They also pay top dollar for their horses! I just shipped two young ones to a barn in St. Pete. They paid my outrageous prices, wired me the money based only on pictures/videos. Their private hauler came to pick them up along with one they bought up North of Dallas in one of the nicer rigs I have seen. I understand they have already flipped them to their clients for around double what they had in them. I love Florida horse buyers.


----------



## FCF

Miniature hay bales (5"x7"x13"), perfect for feeding rabbits, guinea pigs, and/or chinchillas. Have either timothy or alfalfa bales. $8.00 each. Pick up or ship. Shipping quotes available.
Also have miniature straw bales for sale (same size) for bedding. $6.00 each

Wholesale pricing available in quantities of over 20 and over 50.

The above ad was posted in the Lexington, KY craigslist this morning. Sure seems like more than $14.99 for a regular small square.


----------



## Greasy30

Mike,

Yes you have to love the horse people. Many around here like that, will just go off of pictures and videos and usually show up in the latest/greatest trucks and trailers.

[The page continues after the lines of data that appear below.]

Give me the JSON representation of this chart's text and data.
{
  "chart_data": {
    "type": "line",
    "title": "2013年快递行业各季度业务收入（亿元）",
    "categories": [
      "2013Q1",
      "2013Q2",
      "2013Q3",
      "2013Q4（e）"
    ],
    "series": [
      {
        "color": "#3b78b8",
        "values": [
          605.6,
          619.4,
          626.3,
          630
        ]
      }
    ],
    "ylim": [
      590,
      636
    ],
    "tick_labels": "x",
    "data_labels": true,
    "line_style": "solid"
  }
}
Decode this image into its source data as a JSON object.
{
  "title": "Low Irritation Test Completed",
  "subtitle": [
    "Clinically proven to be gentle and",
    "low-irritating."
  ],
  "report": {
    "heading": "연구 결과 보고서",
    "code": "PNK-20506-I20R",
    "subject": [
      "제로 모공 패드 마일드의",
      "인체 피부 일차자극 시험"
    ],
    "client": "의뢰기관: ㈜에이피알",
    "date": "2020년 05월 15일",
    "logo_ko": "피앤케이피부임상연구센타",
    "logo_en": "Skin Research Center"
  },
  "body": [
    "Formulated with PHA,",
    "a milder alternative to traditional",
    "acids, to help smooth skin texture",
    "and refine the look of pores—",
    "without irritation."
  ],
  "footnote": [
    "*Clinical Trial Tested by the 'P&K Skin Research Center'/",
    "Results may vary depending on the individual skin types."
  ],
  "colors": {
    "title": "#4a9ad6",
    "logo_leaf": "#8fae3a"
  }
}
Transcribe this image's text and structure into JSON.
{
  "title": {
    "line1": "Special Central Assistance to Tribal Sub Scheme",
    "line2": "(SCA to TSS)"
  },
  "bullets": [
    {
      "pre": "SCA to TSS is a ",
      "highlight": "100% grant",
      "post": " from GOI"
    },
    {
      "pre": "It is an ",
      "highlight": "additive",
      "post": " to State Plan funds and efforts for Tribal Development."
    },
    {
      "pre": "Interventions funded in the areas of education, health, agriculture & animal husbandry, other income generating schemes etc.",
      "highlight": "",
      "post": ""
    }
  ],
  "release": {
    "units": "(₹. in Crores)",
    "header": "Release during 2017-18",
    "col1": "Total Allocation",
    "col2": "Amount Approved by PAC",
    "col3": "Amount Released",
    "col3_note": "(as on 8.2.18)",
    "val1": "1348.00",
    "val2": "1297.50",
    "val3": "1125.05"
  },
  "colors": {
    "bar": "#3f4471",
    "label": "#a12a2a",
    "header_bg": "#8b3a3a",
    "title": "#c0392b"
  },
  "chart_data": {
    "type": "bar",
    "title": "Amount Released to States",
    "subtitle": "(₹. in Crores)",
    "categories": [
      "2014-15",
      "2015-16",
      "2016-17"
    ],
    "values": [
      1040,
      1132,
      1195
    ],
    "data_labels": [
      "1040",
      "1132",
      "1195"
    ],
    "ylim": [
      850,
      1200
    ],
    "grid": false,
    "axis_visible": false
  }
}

Also I think a lot around here shop at TSC because they are open later at night and on Sunday unlike the local feed/lumber store.


----------



## swmnhay

Yea horsey people.Had one tell me he was getting cracked corn fron TSC for $6 for 50 lb bag when corn was bringing $3 a bu at elevator.This was to feed out a couple steers for butchering.Asked why not order a ton from elevator delivered and they said they couldn't afford it.Well later I find out their main diet was hog feed from the guy they were custom feeding for.They figured they were entitled to it









And they wondered why their kid turned out to be a thief and got to spend time in Big House.


----------



## Nitram

Picked up 1600 lbs of rolled milo,corn,soybeans, oats ,molasses just a touch. 200$ local coop. ~0.125 ¢ lb. That would be 6.50$ bag (50 lb)? It's seems to give good results


----------



## Mike120

FCF said:


> Miniature hay bales (5"x7"x13"), perfect for feeding rabbits, guinea pigs, and/or chinchillas. Have either timothy or alfalfa bales. $8.00 each. Pick up or ship. Shipping quotes available.
> Also have miniature straw bales for sale (same size) for bedding. $6.00 each
> 
> Wholesale pricing available in quantities of over 20 and over 50.
> 
> The above ad was posted in the Lexington, KY craigslist this morning. Sure seems like more than $14.99 for a regular small square.


I wonder what they bale with? I looked up the little Star balers and they make bigger bales.


----------



## Vol

Mike120 said:


> I wonder what they bale with? I looked up the little Star balers and they make bigger bales.


Stationery baler.....you need one to start selling bricks to your boarders.....maybe come up with a obama line of why they are so much better off with your bricks than bales







.

Regards, Mike

http://www.minibaler.com/models.aspx


----------



## Mike120

Vol said:


> Stationery baler.....you need one to start selling bricks to your boarders.....maybe come up with a obama line of why they are so much better off with your bricks than bales
> 
> 
> 
> 
> 
> 
> 
> .


That's cute! Maybe I could start a line of hay for miniature horses or those little Dexter cattle.


----------



## Chessiedog

I want one for Christmas !


----------



## swmnhay

Chessiedog said:


> I want one for Christmas !


There was a mini baler listed on Craigslist around here this fall.


----------